ABU DHABI, GEMADIKA.com – Ketegangan di kawasan Timur Tengah kembali meningkat setelah Uni Emirat Arab (UEA) dilaporkan berhasil mencegat sejumlah rudal yang diduga diluncurkan dari wilayah Iran, Kamis (7/5/2026) waktu setempat.

Pemerintah UEA menyatakan sistem pertahanan udara mereka berhasil menggagalkan serangan tersebut sebelum mencapai target. Insiden ini menambah daftar panjang eskalasi konflik yang melibatkan sejumlah negara di kawasan, terutama di jalur strategis Teluk.

Meski tidak menimbulkan korban jiwa, peristiwa ini memicu kekhawatiran luas akan potensi konflik yang lebih besar. Sejumlah negara mulai meningkatkan kewaspadaan, khususnya terhadap ancaman serangan rudal dan drone yang belakangan semakin intens terjadi.

Di sisi lain, ketegangan antara Amerika Serikat dan Iran juga terus memanas. Kedua negara saling melontarkan pernyataan keras dan memperkuat kehadiran militernya di kawasan, termasuk di sekitar Selat Hormuz yang merupakan jalur utama distribusi minyak dunia.
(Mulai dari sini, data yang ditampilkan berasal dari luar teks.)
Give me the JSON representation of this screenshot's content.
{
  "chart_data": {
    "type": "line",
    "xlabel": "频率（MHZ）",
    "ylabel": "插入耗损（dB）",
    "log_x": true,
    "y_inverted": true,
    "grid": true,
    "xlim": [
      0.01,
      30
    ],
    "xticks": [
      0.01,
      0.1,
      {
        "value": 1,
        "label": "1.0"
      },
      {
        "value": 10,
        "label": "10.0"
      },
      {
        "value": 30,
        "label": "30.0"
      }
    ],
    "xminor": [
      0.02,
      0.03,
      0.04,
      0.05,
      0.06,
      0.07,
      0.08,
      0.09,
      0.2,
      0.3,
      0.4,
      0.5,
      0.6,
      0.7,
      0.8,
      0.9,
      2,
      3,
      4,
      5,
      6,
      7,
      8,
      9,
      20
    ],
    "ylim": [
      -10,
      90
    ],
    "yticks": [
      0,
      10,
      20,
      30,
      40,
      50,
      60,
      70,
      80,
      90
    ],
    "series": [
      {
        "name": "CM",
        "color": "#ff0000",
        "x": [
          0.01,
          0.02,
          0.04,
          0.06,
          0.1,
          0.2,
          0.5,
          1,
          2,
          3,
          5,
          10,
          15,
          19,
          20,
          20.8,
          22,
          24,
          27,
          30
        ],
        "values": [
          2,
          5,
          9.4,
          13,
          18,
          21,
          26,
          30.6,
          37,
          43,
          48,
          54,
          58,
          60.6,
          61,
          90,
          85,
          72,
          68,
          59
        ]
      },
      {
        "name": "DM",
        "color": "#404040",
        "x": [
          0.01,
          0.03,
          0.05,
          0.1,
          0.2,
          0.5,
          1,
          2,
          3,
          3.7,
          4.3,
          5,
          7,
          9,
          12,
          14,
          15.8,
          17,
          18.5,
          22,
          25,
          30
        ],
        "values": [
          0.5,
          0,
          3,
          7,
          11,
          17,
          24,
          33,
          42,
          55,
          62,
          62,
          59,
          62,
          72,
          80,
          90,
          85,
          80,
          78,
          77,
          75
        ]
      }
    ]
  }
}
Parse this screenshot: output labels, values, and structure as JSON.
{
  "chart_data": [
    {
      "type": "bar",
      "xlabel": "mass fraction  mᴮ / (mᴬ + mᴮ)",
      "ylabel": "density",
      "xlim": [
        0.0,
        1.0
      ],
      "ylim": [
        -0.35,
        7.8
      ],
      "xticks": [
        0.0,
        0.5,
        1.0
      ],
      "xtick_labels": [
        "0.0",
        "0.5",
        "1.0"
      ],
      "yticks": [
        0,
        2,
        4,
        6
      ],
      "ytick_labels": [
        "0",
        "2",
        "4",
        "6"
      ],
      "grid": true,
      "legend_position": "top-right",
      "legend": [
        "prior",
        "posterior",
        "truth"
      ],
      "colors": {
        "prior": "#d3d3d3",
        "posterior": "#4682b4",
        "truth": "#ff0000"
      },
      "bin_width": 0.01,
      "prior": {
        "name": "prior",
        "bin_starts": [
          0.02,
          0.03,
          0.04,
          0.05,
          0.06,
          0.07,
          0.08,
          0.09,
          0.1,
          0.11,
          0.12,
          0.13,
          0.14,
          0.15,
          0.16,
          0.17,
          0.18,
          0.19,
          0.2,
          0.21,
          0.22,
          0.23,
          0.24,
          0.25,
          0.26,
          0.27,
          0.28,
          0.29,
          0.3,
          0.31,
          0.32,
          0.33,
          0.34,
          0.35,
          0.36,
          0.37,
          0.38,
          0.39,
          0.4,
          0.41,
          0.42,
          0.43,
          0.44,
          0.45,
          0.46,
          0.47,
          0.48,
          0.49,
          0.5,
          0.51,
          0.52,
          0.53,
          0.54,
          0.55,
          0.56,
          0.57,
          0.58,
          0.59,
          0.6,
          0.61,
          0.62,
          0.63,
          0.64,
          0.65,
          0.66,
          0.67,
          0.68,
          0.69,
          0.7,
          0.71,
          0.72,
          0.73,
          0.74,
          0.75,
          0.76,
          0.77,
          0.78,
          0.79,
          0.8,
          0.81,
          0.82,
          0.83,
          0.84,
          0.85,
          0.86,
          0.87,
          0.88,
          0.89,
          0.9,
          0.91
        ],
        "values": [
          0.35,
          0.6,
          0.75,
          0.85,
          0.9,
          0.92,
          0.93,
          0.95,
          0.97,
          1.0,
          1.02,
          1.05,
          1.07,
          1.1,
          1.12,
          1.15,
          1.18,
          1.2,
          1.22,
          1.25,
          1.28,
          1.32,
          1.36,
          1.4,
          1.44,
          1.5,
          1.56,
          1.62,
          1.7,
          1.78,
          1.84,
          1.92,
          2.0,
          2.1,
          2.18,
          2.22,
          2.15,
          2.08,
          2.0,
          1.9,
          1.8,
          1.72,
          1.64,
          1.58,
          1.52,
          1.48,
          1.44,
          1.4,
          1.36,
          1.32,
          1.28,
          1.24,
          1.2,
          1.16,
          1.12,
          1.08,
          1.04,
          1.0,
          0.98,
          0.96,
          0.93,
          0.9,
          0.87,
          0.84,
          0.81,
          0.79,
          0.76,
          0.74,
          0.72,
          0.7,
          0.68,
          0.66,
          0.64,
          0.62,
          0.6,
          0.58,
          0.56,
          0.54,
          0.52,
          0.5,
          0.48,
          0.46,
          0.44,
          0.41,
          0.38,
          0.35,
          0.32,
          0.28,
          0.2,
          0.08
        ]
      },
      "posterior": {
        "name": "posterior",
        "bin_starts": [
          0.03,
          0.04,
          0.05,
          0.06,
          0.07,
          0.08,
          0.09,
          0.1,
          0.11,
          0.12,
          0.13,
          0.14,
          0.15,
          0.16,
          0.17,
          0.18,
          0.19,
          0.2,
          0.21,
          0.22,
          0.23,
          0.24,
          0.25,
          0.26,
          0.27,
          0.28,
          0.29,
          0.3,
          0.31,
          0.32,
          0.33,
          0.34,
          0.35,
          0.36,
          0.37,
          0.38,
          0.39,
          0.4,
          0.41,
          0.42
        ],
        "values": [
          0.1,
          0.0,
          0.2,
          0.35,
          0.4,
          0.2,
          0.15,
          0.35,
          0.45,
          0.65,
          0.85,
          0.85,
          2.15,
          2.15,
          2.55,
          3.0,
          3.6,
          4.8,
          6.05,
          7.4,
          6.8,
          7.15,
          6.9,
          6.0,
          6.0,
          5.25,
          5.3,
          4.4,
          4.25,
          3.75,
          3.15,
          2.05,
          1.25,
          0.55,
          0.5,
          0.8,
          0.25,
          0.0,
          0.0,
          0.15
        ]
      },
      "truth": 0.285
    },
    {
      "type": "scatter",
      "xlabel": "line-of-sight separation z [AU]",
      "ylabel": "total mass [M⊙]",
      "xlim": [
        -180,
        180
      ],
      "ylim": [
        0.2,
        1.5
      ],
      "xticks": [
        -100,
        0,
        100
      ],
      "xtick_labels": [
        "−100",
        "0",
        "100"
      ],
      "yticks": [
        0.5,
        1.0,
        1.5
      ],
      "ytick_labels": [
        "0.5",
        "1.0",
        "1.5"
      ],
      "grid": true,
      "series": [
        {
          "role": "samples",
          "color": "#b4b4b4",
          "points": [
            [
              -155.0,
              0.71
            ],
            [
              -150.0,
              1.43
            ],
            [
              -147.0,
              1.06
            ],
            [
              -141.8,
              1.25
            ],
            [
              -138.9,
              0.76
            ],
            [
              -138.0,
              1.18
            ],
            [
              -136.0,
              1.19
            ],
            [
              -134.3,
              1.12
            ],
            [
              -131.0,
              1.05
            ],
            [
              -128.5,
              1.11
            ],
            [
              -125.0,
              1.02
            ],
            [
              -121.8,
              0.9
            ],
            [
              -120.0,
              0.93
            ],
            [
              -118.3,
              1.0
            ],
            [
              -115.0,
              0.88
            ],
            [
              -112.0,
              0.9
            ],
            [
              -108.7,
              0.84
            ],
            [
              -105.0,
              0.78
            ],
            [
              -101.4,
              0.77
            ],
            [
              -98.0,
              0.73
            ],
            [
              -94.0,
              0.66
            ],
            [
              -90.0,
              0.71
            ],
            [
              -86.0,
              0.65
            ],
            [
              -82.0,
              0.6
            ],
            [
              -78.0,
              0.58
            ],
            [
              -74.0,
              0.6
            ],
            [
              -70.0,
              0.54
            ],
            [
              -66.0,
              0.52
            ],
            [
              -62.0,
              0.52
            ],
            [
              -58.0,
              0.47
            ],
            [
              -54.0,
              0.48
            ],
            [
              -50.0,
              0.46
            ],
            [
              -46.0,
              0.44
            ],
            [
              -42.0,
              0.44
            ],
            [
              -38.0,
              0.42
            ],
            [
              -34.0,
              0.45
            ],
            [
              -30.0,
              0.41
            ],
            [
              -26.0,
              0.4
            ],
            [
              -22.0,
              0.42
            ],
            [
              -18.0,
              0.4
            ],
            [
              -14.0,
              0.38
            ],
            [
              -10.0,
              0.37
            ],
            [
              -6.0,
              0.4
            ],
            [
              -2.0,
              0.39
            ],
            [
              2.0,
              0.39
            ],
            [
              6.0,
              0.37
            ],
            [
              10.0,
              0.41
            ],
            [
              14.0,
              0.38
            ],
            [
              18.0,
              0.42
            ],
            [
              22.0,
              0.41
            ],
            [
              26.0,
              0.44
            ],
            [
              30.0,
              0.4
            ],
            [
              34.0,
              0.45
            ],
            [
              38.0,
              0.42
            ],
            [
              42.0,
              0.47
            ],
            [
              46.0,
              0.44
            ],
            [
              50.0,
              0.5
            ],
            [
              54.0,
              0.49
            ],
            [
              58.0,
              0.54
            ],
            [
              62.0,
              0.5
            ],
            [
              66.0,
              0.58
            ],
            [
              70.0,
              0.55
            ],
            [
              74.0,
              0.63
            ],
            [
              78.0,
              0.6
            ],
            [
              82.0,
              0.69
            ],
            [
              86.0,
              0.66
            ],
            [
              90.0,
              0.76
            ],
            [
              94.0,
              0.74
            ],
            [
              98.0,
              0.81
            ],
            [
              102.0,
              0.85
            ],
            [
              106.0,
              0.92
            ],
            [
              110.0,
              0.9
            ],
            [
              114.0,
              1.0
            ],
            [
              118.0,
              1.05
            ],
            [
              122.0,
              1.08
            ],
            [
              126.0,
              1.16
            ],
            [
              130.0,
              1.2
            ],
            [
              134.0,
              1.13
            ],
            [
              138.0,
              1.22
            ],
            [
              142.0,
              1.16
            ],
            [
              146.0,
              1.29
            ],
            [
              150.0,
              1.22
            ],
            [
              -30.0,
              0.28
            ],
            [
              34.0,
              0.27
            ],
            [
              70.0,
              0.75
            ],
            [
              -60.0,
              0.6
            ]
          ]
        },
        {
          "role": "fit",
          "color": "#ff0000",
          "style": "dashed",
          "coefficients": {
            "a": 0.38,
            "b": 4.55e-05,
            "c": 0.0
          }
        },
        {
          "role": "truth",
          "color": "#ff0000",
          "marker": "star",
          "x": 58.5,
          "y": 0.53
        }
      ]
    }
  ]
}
Pengamat geopolitik menilai situasi ini berpotensi berdampak besar terhadap stabilitas global, terutama di sektor energi. Gangguan di kawasan Teluk dapat memicu lonjakan harga minyak dan memengaruhi perekonomian dunia secara luas.

Hingga saat ini, upaya diplomasi dari berbagai pihak internasional masih terus dilakukan guna meredakan ketegangan. Namun, dengan meningkatnya intensitas serangan dan aksi militer, situasi di Timur Tengah dinilai masih berada dalam kondisi rawan.